III. Designing Metrics

1. Company Level

  • Company Metrics is a table consisting of 5 to 15 indicators that the leadership team will review weekly to measure the effectiveness of the entire business operation.

2. Department Level

  • Departmental Metrics is a table consisting of 3 to 5 indicators (department level) that must be reviewed weekly to measure the effectiveness of functional departments.

3. Key contents

Regardless of the level, each scorecard must include the following information:

  1. Metrics Name
  2. Target Achievements
  3. Metrics Owner
  4. Actual Weekly Data for 13 consecutive weeks in a quarter.

IV. 2 Types of Indicators

1. Lagging Indicators

These indicators quantify the performance of roles on the Organization Chart.

Example:

  1. One of role for Sales function is "Hit target sales number"

    We can quantify this responsibility as "Signing 1 new contract of 10 million USD per month."

  2. One of role for Marketing function is is "Bringing 10 potential leads per week"

    We can quantify responsibility as "Acquiring 10 potential customers per week for Sales."

2. Leading Indicators

Leading indicators are selected from key steps in the process to achieve the lagging indicators.

Simply put, leading indicators are the "actions" that drive the results.

Example:

Continuing from the previous examples, we can list the following leading indicators to measure weekly according to work process:

  1. Leading Indicators to achieve "Signing 1 new contract of 10 million USD per month"

  2. Leading Indicators to achieve "Bringing 10 potential leads per week"

V. 5 Steps to Build a Metrics

Step 1: Determine Lagging Indicators

For each individual in a weekly meeting, quantify their roles on the organization chart. These are the lagging indicators for each person.

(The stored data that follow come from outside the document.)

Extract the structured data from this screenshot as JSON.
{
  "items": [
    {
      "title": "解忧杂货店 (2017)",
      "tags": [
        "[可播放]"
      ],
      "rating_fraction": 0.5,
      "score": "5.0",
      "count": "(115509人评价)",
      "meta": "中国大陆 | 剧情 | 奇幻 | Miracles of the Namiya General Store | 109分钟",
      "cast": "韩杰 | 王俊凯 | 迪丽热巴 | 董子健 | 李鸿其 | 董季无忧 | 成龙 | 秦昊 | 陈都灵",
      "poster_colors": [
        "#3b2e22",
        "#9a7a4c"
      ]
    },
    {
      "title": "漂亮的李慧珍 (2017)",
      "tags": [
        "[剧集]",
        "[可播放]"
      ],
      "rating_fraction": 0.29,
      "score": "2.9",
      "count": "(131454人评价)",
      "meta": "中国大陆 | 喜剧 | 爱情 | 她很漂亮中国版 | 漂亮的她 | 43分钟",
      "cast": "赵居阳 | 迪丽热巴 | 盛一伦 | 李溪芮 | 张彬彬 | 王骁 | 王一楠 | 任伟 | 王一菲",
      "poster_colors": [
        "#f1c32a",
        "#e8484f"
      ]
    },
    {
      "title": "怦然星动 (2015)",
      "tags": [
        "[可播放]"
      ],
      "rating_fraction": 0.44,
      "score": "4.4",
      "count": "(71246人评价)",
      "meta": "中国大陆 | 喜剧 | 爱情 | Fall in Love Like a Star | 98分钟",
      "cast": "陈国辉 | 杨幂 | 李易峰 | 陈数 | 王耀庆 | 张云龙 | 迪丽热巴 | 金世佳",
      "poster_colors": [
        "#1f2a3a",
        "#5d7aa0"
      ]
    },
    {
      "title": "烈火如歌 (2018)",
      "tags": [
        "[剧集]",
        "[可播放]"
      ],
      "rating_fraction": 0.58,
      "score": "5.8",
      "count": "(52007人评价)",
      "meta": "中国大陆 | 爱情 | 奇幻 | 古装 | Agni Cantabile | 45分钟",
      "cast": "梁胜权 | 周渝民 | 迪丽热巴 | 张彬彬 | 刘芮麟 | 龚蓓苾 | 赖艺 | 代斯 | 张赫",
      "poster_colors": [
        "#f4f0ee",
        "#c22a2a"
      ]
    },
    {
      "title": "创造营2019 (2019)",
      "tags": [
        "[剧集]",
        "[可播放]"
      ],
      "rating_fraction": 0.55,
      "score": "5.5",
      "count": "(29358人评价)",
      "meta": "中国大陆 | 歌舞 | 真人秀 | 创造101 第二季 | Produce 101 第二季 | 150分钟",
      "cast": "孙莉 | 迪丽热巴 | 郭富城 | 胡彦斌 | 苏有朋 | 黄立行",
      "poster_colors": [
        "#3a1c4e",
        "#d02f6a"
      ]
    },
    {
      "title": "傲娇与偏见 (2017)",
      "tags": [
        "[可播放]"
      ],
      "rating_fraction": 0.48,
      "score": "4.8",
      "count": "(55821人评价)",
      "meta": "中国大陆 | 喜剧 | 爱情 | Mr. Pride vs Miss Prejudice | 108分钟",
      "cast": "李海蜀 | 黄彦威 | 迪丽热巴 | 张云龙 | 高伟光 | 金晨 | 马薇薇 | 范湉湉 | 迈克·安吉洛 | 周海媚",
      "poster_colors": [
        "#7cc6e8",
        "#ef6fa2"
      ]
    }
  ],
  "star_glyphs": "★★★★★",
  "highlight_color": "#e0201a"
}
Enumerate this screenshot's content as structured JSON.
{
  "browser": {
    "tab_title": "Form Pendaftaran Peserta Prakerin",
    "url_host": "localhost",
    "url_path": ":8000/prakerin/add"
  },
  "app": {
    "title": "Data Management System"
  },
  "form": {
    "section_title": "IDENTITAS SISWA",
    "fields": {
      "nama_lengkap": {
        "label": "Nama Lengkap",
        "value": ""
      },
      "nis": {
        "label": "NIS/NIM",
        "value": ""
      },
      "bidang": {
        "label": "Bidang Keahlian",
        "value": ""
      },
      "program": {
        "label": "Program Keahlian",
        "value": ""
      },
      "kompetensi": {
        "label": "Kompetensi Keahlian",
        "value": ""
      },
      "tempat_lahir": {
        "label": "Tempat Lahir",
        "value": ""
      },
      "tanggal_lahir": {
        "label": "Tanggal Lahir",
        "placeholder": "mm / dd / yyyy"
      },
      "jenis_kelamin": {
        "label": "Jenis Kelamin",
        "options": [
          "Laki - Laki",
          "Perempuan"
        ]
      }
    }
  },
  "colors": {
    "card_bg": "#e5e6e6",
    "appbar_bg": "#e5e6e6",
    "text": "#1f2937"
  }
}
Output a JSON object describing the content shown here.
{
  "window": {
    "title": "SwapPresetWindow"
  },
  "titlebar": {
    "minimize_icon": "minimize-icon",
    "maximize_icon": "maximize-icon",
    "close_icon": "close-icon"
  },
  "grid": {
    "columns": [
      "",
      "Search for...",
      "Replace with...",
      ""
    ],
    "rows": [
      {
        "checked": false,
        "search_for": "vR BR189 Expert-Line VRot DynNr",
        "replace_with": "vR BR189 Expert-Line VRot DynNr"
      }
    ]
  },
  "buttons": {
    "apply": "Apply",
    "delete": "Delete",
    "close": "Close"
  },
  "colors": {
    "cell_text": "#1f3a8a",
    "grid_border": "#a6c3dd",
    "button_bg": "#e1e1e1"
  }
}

Begin with the leadership team to identify the Company Metrics first.

Step 2: Create Leading Indicators

Create leading indicators from key steps in the work process (the steps to achieve the lagging indicators).

Step 3: Shorten the List

Discuss and narrow down the list of indicators, choosing which ones will be measured weekly at the company level and which ones at the department level (including both lagging and leading indicators).

Quantity: Adhere to the principle of "Less is More."

  • 5 to a maximum of 15 indicators for the company level
  • 3 to 5 indicators for the department level.

Examples:

  • Number of successful customer demo sessions
  • Number of delivery errors
  • Number of website visits
  • Amount of debt collection
  • Number of customer complaints
  • Average time to handle complaints
  • ...

Step 4: Set Targets

Set targets for each indicator.

For revenue-related data, it should be derived from the data in the Business Vision Sheet - Focus page.

Step 5: Determine the Owner

Determine ownership for each indicator based on their role on organization chart.

For the scorecard to be effective, each individual must actively take responsibility for their indicators to ensure accuracy.

A Simplamo METRICS would be presented as picture below where is in green color mean that "hit weekly goal", in contrast mean that "didn't hit the goal".

So you have learned how to build a Metrics on sImplamo.

Once you have a clear and assured list of indicators, you will be able to capture the business pulse of your company and its forecasting ability. Naturally, it will lead to opportunities for all employees to have meaningful numbers guiding their work.